How is maritime transport responding and contributing to an ever-increasing global pressure to reduce humanity’s carbon footprint?
A relentless global population increase is directly proportional to the continued growth in shipping over the past 100 years. Shipping can make a significant contribution to global carbon reduction targets and reaching the temperature goals of the Paris Agreement.
IMO published its Initial Strategy on reduction of GHG emissions from ships at MEPC 72 in 2018, setting a 2050 target of 50% reduction in carbon emissions compared to 2008 levels. This initial strategy includes both short-term measures, aiming at reaching peak emissions level as soon as possible, and long-term measures, aimed at reaching the 2050 reduction targets.
In Europe, the European Commission is preparing its Green Deal, aiming at a carbon-neutral Europe by 2050. This will probably include all forms of transportation, including domestic as well as international shipping in European waters.
The maritime transport industry has developed extremely sophisticated fuel handling and propulsion machinery over the last 50 years that are capable of utilising essentially what is left over from the refining process of crude oil. These fuels produce GHGs (CO2) as well as local pollutants (SOx, NOx and particulates).
Regulators have initially focused on local pollutants.
With an aim to reduce SOx emissions, a Global Sulphur Cap was introduced on 1st January 2020. This led to a shift from high sulphur (on average 2.8%) fuel oil to low sulphur (max. 0.5%) fuel oil as the most common fuel in the shipping industry. A small percentage of the world fleet installed Exhaust Gas Cleaning Systems (scrubbers) to enable these vessels to continue burning high sulphur fuel oil. Burning HFO and then scrubbing the exhaust gas and disposing of the waste to the sea or ashore is problematic and/or expensive. It is, however, a short-term solution that is likely to be regulated if not prohibited in the future.
Regulations on NOx emissions are also being gradually tightened.

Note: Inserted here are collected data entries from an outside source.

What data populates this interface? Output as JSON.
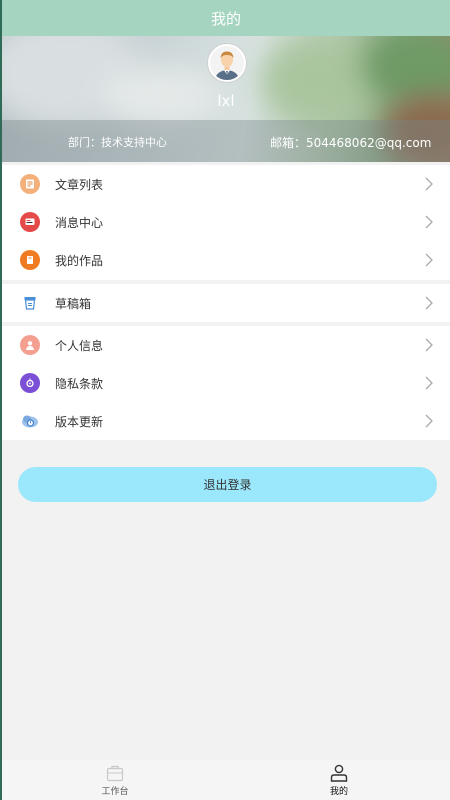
{
  "header": {
    "title": "我的"
  },
  "profile": {
    "username": "lxl",
    "department": "部门：技术支持中心",
    "email": "邮箱：504468062@qq.com"
  },
  "menu": {
    "group1": [
      {
        "label": "文章列表",
        "icon": "article-list-icon",
        "color": "#e8a46c"
      },
      {
        "label": "消息中心",
        "icon": "message-center-icon",
        "color": "#e54a4a"
      },
      {
        "label": "我的作品",
        "icon": "my-works-icon",
        "color": "#f07b22"
      }
    ],
    "group2": [
      {
        "label": "草稿箱",
        "icon": "drafts-icon",
        "color": "#4a8fd8"
      }
    ],
    "group3": [
      {
        "label": "个人信息",
        "icon": "personal-info-icon",
        "color": "#f08a7c"
      },
      {
        "label": "隐私条款",
        "icon": "privacy-terms-icon",
        "color": "#7b4fd6"
      },
      {
        "label": "版本更新",
        "icon": "version-update-icon",
        "color": "#3f7fd0"
      }
    ]
  },
  "logout": {
    "label": "退出登录"
  },
  "tabbar": {
    "workbench": "工作台",
    "mine": "我的"
  }
}
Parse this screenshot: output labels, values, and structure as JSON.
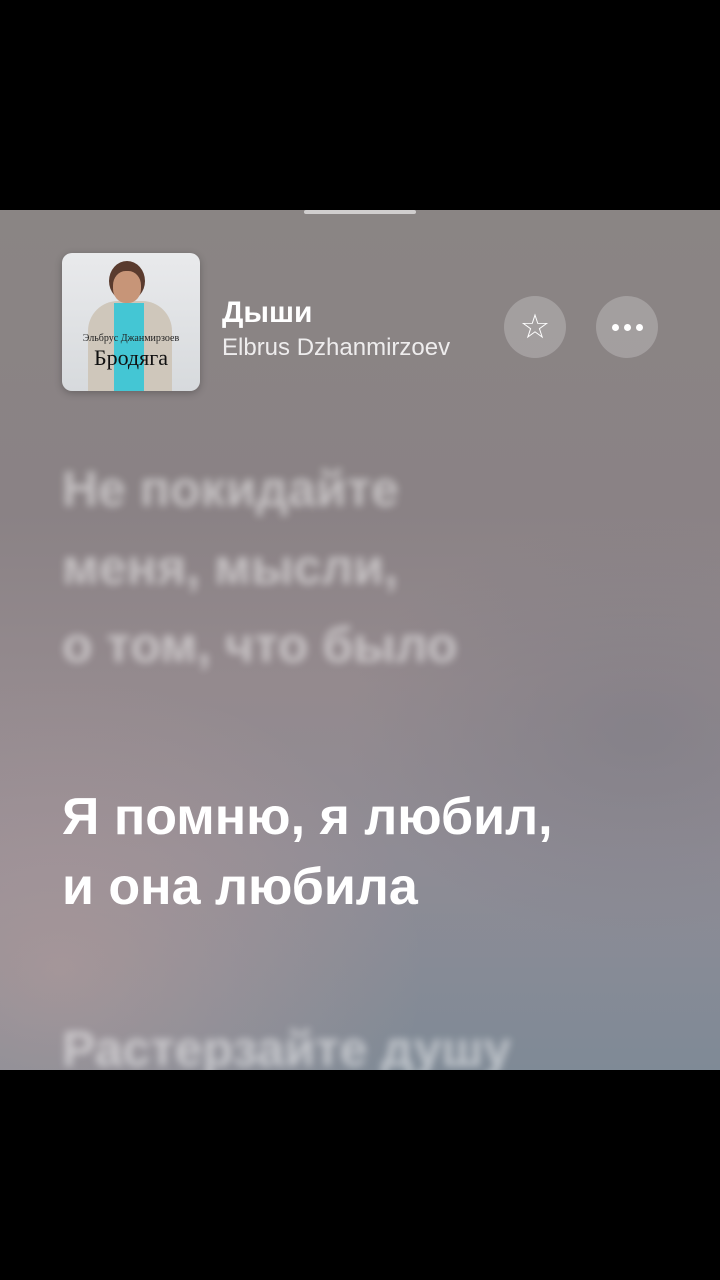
{
  "player": {
    "album_art": {
      "caption_small": "Эльбрус Джанмирзоев",
      "caption_big": "Бродяга"
    },
    "track": {
      "title": "Дыши",
      "artist": "Elbrus Dzhanmirzoev"
    },
    "buttons": {
      "favorite_icon": "star-icon",
      "more_icon": "ellipsis-icon"
    }
  },
  "lyrics": {
    "previous": [
      "Не покидайте",
      "меня, мысли,",
      "о том, что было"
    ],
    "current": [
      "Я помню, я любил,",
      "и она любила"
    ],
    "next": [
      "Растерзайте душу"
    ]
  }
}
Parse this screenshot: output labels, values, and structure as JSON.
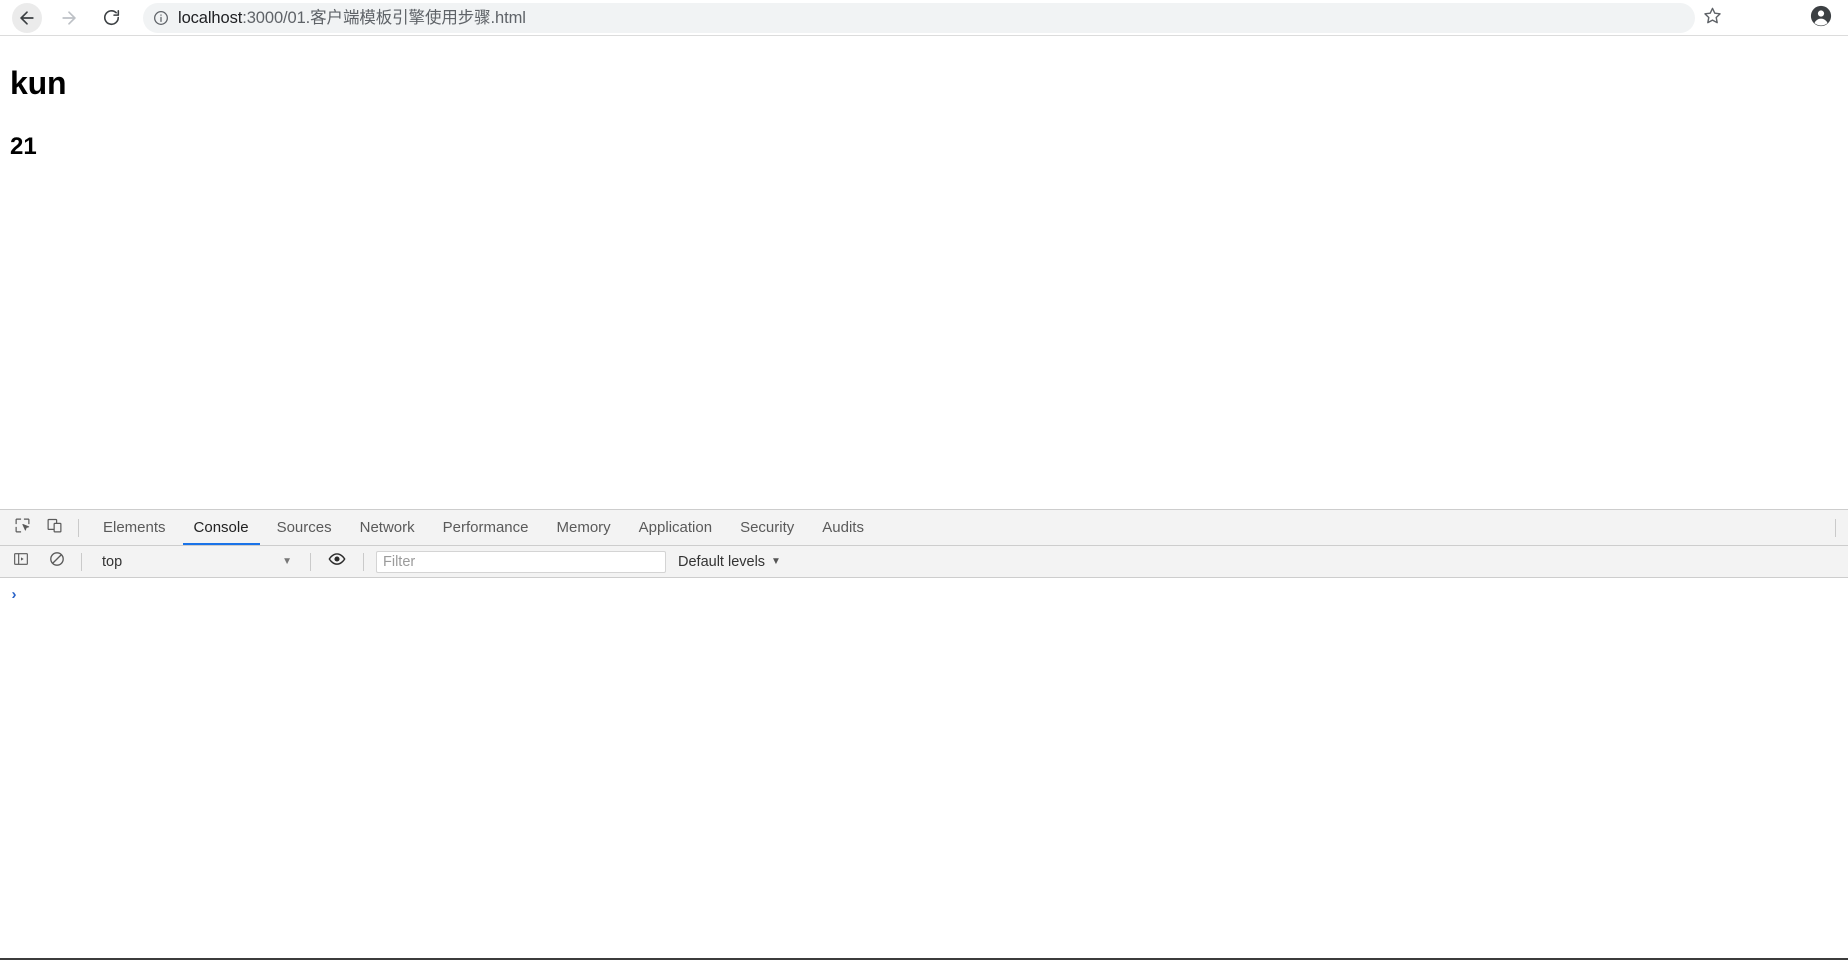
{
  "browser": {
    "back_label": "Back",
    "forward_label": "Forward",
    "reload_label": "Reload",
    "bookmark_label": "Bookmark this page",
    "profile_label": "Profile",
    "omnibox": {
      "info_label": "View site information",
      "url_host": "localhost",
      "url_rest": ":3000/01.客户端模板引擎使用步骤.html",
      "url_full": "localhost:3000/01.客户端模板引擎使用步骤.html"
    }
  },
  "page": {
    "heading1": "kun",
    "heading2": "21"
  },
  "devtools": {
    "inspect_label": "Inspect element",
    "device_label": "Toggle device toolbar",
    "tabs": [
      {
        "label": "Elements",
        "active": false
      },
      {
        "label": "Console",
        "active": true
      },
      {
        "label": "Sources",
        "active": false
      },
      {
        "label": "Network",
        "active": false
      },
      {
        "label": "Performance",
        "active": false
      },
      {
        "label": "Memory",
        "active": false
      },
      {
        "label": "Application",
        "active": false
      },
      {
        "label": "Security",
        "active": false
      },
      {
        "label": "Audits",
        "active": false
      }
    ],
    "active_tab": "Console",
    "accent_color": "#1a73e8",
    "console": {
      "sidebar_toggle_label": "Show console sidebar",
      "clear_label": "Clear console",
      "context_value": "top",
      "context_caret": "▼",
      "eye_label": "Create live expression",
      "filter_value": "",
      "filter_placeholder": "Filter",
      "levels_value": "Default levels",
      "levels_caret": "▼",
      "prompt_symbol": "›",
      "prompt_value": "",
      "messages": []
    }
  }
}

Since these emissions are mostly engine and not fuel related, tighter regulations apply to new vessels only. A stricter Tier III norm is gradually being implemented, starting in North America (2016) and parts of Europe (2021). Tier III compliance for oil-burning engines requires additional measures, such as Exhaust Gas Recirculation (EGR) or Selective Catalytic Reduction (SCR). Many dual fuel engines burning natural gas (methane) do not require these additional measures.
LNG scores much better than fuel oil on both SOx and NOx emissions. This has, however, not yet led to large scale investments in LNG-fuelled vessels. A recent DNV-GL report (2020) indicates that less than 1% of the world fleet is LNG-fuelled and the orderbook for new vessels consists of some 10% of LNG-fuelled vessels.
Following the introduction of the Global Sulphur Cap, the industry’s focus is on reducing GHG emissions. There is general agreement that short-term measures, both technical and operational, will contribute to reducing GHG emissions. They will, however, be insufficient to reach the 2050 reduction target. For this, new low or zero carbon / carbon-neutral fuels will be required.
A large number of studies have been undertaken and published in recent years. SGMF has, together with SEA-LNG, commissioned Thinkstep (now Sphera) to carry out a Lifecycle GHG Emission Study on the Use of LNG as Marine Fuel. The study was published in January 2020 and concludes that, on an engine technology basis, the absolute Well-to-Wake emissions reduction benefits for gas-fuelled engines today, compared with HFO-fuelled ships, are between 14% to 21% for 2-stroke slow speed engines, and between 7% to 15% for 4-stroke medium speed engines.
The study may be downloaded here.
Recently (as of September 2020), Sphera was commissioned to carry out an update of this study, which will include a thorough review of future alternative fuels.
SGMF is of the view that the shipping industry cannot shift from its reliance on present fossil fuels to new sustainable fuels within a short period and in a single step. Fossil LNG is currently the best available option, both in terms of local pollutants and GHG emissions. When more sustainable alternatives become available, fossil LNG can be replaced by Liquefied Bio Gas (LBG) and/or Liquefied Synthetic Methane (LSM) without further investments in the fuel supply chain and equipment onboard.
LBG and LSM will form part of the future fuel mix, together with e.g. LPG, hydrogen, ammonia, and methanol. SGMF is putting efforts into convincing regulators to make decisions based on a neutral and practical assessment of all alternatives being considered.
To this effect, SGMF has provided the IMO with information about methane slip development of dual fuel engines and suggestions on how to regulate methane emissions. Also, SGMF provided comments on IMO’s Fourth GHG Study, which was published in July 2020.
The Society is convinced that a switch to gas is a clear tangible step in the right direction. It is not a perfect solution to reduce emissions and catch-up with other sectors such as road transport and power generation. Ships have to continue to carry fuel with them. There is no doubt maritime can do its part in helping to combat climate change by reducing fuel consumption and making the transition to sustainable fuels. It will require large investments in fuels and technology, for which funds have to be made available. The transition will require a practical goal-based approach.